Some say that humility is a sign of weakness; not according to G-d. In Matthew 23:12, Yeshua declares: “And whoever exalts himself will be humbled, and he who humbles himself will be exalted.”

In fact, Yeshua, the Jewish Messiah, is the perfect example of humility. He humbled Himself, allowed Himself to be cruelly tortured and then allowed Himself to be nailed to a cross where he hung naked in the sight of all because of His love for humanity. He allowed this to happen to Himself so that your sins and the sins of mankind could be forgiven and eternal life be granted to those who put their faith in Him and believe in His death and resurrection…this is G-d’s free gift for both Jews and Gentiles.

How happy are you right now? If you died today, do you know where you will go for eternity?
If religion has not helped you to total fulfilment or perhaps you just don’t believe in G-d; if your life is unfulfilled or even a mess, why not humble yourself and commit your life to the One who gives total fulfilment and the guarantee of the forgiveness of sin and eternal life in heaven. I am talking about the Jewish Messiah, Yeshua.
Will you accept G-d’s gift of the forgiveness of sin and everlasting life in heaven? All you need to do is confess your sins and repent of them and ask Yeshua to come into your life as your L-rd and Saviour.
And you can do this by praying the Prayer of Salvation found at the end of this article.

So, are you going to “do it my way” or will you do it G-d’s way.
Some say that Christianity is a crutch. You will find that most of the time, the lives of those who say this are in a mess. Not only this, but they are usually unhappy and bitter people.
As for me, Yeshua is my crutch…and, oh, what a blessed life my wife and I lead - completely fulfilled; in our calling; working for the G-d of Abraham, Isaac and Jacob; knowing that our sins are forgiven and totally assured of our eternal future.

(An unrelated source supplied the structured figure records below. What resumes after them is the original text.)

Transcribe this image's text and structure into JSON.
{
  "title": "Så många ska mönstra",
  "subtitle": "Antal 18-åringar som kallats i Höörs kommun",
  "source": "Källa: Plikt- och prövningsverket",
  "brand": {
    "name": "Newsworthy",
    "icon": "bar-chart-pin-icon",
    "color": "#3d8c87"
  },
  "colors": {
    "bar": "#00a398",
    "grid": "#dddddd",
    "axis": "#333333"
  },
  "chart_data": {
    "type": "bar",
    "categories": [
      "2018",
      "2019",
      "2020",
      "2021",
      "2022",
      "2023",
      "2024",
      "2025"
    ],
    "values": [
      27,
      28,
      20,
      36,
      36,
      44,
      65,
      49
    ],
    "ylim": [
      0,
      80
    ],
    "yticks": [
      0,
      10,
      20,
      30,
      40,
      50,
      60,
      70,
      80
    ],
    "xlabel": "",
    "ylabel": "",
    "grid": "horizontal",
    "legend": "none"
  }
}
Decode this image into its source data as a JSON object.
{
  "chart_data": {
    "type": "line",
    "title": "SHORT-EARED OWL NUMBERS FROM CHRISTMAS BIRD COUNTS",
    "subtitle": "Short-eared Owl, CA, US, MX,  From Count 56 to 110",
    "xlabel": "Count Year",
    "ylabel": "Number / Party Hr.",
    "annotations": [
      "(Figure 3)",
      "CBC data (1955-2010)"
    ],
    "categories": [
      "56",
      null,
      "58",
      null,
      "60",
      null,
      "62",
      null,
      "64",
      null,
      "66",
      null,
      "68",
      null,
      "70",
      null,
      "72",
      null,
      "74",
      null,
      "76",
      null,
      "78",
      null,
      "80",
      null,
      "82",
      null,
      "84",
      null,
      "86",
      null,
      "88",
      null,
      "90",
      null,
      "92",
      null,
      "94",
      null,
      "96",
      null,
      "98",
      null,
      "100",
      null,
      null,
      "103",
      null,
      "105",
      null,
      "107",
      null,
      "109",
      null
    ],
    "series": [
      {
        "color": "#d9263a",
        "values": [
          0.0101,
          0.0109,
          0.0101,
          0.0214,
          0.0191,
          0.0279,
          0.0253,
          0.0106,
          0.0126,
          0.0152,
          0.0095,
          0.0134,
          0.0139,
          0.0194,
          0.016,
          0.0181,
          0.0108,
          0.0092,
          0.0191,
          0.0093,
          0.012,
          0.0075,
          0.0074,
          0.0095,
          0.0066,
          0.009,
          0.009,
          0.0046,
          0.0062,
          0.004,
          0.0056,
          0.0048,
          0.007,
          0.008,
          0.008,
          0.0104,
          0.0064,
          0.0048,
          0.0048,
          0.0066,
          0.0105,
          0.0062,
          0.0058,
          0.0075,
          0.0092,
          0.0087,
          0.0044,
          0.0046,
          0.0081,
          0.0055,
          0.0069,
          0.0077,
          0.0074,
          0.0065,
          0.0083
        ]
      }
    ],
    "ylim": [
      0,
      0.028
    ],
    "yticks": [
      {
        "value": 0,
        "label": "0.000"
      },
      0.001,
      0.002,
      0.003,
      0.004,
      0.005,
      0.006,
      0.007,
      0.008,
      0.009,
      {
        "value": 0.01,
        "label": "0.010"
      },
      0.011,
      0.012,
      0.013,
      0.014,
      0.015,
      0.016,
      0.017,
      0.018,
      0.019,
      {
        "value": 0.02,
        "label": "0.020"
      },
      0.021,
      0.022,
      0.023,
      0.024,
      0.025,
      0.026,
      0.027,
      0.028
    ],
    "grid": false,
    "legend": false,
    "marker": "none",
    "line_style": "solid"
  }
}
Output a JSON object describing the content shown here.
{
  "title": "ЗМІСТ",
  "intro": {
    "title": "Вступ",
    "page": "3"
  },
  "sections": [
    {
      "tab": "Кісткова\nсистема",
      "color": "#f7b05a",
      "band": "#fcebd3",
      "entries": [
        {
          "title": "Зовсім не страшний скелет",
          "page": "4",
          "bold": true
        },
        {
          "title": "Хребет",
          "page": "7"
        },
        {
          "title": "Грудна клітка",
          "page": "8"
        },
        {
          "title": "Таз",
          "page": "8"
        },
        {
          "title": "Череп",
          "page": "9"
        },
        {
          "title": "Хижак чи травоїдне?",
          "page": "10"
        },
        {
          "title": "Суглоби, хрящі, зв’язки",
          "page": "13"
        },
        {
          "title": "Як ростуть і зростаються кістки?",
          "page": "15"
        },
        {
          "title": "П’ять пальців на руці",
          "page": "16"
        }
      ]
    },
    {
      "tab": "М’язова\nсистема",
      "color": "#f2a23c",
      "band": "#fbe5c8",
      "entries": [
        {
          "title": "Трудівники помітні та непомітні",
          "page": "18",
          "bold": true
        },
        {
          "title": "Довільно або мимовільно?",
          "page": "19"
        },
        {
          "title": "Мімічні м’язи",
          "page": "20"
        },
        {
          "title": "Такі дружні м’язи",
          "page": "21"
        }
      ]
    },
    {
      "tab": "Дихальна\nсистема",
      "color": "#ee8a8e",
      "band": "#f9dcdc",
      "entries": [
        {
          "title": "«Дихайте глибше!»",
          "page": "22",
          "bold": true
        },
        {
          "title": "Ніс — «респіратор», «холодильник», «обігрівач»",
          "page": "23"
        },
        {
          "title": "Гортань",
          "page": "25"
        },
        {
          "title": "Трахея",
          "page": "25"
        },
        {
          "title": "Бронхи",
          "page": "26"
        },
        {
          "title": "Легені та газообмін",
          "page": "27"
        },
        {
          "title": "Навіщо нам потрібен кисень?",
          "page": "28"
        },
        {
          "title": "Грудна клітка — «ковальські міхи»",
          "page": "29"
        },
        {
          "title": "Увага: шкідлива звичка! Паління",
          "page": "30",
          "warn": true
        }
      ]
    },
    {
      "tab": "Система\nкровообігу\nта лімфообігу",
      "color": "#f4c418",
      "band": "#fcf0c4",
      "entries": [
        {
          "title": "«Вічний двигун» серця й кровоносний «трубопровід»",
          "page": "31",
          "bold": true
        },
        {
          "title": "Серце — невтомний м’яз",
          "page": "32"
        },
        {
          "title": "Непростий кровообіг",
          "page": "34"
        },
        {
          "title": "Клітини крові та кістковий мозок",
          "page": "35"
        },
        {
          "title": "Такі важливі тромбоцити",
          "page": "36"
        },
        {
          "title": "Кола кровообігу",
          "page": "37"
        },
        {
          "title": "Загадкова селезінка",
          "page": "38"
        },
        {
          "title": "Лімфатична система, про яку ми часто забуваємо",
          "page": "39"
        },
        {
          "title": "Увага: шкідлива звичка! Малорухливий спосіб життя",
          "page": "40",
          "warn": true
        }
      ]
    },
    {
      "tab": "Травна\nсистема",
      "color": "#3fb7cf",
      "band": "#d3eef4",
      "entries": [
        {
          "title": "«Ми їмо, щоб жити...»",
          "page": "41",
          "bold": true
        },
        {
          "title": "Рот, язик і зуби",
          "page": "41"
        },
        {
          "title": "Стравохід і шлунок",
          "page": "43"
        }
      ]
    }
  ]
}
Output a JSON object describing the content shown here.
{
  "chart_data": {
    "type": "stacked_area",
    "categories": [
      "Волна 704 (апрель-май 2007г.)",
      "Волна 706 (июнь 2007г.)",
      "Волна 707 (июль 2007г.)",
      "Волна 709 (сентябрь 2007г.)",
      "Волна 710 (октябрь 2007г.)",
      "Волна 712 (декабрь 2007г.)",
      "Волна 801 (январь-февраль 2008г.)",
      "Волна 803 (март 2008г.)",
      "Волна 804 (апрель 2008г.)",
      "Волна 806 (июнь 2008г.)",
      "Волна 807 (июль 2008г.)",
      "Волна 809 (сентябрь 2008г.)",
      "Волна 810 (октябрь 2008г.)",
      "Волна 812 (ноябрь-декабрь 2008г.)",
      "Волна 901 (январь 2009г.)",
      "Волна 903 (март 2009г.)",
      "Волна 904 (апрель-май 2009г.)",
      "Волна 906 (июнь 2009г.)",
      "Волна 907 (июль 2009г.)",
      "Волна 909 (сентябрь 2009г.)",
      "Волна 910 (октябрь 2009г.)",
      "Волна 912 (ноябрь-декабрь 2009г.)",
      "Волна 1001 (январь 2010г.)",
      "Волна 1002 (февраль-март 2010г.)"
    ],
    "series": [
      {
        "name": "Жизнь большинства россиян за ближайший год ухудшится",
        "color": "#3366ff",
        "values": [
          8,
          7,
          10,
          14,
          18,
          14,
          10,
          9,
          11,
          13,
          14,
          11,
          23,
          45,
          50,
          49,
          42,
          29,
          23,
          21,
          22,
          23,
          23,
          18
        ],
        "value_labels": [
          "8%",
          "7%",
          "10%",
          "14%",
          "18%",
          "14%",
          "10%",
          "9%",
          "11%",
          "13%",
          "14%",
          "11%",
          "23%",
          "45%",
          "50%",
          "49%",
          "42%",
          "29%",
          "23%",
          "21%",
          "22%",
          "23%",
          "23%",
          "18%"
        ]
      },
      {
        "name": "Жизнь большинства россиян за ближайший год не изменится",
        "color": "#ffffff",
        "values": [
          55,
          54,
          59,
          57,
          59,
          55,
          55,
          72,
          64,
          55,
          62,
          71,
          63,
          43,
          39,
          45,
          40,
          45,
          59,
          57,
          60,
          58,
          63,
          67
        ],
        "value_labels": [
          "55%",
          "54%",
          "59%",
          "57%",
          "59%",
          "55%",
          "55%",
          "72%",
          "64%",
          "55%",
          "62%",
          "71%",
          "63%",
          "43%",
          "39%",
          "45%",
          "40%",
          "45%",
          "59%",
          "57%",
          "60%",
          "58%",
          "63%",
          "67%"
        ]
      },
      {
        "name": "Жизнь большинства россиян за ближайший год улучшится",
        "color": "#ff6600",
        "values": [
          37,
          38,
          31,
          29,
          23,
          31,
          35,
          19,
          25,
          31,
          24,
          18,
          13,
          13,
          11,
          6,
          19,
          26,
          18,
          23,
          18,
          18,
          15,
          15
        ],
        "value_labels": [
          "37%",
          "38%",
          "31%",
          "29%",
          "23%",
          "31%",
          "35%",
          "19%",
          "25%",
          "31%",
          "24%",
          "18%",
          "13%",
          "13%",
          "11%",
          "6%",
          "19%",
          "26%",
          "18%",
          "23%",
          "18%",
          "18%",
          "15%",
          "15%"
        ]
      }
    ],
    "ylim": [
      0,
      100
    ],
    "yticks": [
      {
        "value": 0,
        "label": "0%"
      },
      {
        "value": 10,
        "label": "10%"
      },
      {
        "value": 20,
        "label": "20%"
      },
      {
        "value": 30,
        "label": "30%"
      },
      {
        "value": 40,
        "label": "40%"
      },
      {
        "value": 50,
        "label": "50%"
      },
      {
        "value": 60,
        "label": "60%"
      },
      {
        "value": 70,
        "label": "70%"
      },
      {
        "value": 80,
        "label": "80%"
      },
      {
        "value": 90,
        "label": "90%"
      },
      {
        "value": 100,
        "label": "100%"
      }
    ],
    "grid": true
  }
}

In conclusion, allow me to name some people who “did it their way” – James Dean, Marilyn Munroe, Jimi Hendrix, Michael Jackson, Heath Ledger, Amy Winehouse…Sadly, their way did not succeed; G-d’s way ALWAYS succeeds.

We love you.


Scripture of the week: Philippians 2:5-8: “Let this mind be in you which was also in Christ Jesus, who, being in the form of God, did not consider it robbery to be equal with God, but made Himself of no reputation, taking the form of a bondservant, and coming in the likeness of men. And being found in appearance as a man, He humbled Himself and became obedient to the point of death, even the death of the cross.”


Thank you Yeshua for Your love for me.
Thank you for giving up Your life on the cross for me and for taking my sins upon Yourself.
I confess that I have sinned.
I repent of my sins and I turn from everything I know to be wrong.
I invite You to come into my life as my Messiah, my Saviour.
By Your grace I will serve You all the remaining years of my life.